The attacks against 36 Houthi targets at 13 sites in northern Yemen came barely 24 hours after the United States carried out a series of military strikes against Iranian forces and the militias they support at seven sites in Syria and Iraq.
U.S. and British warplanes, as well as Navy Tomahawk cruise missiles, hit deeply buried weapons storage facilities, missile systems and launchers, air defense systems and radars in Yemen, the statement said. Australia, Bahrain, Denmark, Canada, the Netherlands and New Zealand provided support, which officials said included intelligence and logistics assistance.
“These precision strikes are intended to disrupt and degrade the capabilities that the Houthis use to threaten global trade and the lives of innocent mariners, and are in response to a series of illegal, dangerous and destabilizing Houthi actions since previous coalition strikes,” the statement said, referring to major attacks by the United States and Britain last month.
The attacks were the second-largest salvo since the allies first struck Houthi targets on Jan. 11. They came after a week in which the Houthis had been particularly defiant, launching several attack drones and cruise and ballistic missiles at merchant vessels and U.S. Navy warships in the Red Sea and Gulf of Aden.

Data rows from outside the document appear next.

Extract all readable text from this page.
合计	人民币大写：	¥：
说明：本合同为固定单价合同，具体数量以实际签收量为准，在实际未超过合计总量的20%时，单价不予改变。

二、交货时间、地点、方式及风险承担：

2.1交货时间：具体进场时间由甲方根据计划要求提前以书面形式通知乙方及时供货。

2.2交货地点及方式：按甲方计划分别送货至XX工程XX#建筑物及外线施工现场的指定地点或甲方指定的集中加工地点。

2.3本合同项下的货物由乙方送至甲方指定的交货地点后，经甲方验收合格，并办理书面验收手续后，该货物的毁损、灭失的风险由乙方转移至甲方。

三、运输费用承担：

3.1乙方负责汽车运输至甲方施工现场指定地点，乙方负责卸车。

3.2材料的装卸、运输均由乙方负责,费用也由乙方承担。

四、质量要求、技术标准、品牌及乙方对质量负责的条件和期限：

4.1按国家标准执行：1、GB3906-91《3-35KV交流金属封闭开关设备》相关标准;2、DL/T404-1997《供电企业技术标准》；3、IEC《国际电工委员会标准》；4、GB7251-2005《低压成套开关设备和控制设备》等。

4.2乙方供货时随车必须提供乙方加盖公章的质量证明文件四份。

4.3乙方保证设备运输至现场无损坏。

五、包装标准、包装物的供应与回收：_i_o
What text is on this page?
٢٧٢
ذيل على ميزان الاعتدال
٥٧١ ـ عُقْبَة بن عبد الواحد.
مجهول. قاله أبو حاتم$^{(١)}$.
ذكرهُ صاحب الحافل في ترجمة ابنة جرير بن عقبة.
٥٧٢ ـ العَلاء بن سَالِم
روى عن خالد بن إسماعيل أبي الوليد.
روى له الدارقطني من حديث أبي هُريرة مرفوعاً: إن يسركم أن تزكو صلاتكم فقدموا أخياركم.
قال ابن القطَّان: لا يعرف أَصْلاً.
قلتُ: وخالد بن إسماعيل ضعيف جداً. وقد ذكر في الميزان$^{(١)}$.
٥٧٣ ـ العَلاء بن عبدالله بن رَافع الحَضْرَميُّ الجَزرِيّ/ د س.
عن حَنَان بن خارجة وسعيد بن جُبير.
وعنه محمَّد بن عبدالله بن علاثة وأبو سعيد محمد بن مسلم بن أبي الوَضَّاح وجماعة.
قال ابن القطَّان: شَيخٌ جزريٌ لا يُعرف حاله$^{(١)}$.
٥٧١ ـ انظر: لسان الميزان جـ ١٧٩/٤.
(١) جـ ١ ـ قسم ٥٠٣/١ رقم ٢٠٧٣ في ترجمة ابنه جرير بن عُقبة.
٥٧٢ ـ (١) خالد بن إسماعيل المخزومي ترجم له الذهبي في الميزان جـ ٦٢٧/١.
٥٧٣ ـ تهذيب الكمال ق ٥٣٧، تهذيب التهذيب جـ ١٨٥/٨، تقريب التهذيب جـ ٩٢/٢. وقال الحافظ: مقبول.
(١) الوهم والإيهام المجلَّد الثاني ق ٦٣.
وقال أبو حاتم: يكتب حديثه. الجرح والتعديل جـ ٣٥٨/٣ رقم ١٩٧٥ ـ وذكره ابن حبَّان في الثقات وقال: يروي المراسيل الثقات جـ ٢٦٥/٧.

Saturday’s strikes came as the U.S. military had begun assessing the dozens of airstrikes it conducted Friday night that hit 85 targets at seven sites in Iraq and Syria.
The strikes were in retaliation for a drone attack on a remote outpost in Jordan last Sunday that killed three American soldiers. The United States has suggested that an Iran-linked Iraqi militia, Kataib Hezbollah, was behind that attack.
Syria and Iraq said Friday’s strikes killed at least 39 people — 23 in Syria and 16 in Iraq — a toll that the Iraqi government said included civilians.
The reaction from Iranian officials to Friday’s round of strikes was condemnatory but not inflammatory. A Foreign Ministry spokesperson, Nasser Kanaani, said the U.S. attacks represented “another strategic mistake,” but did not speak about striking back.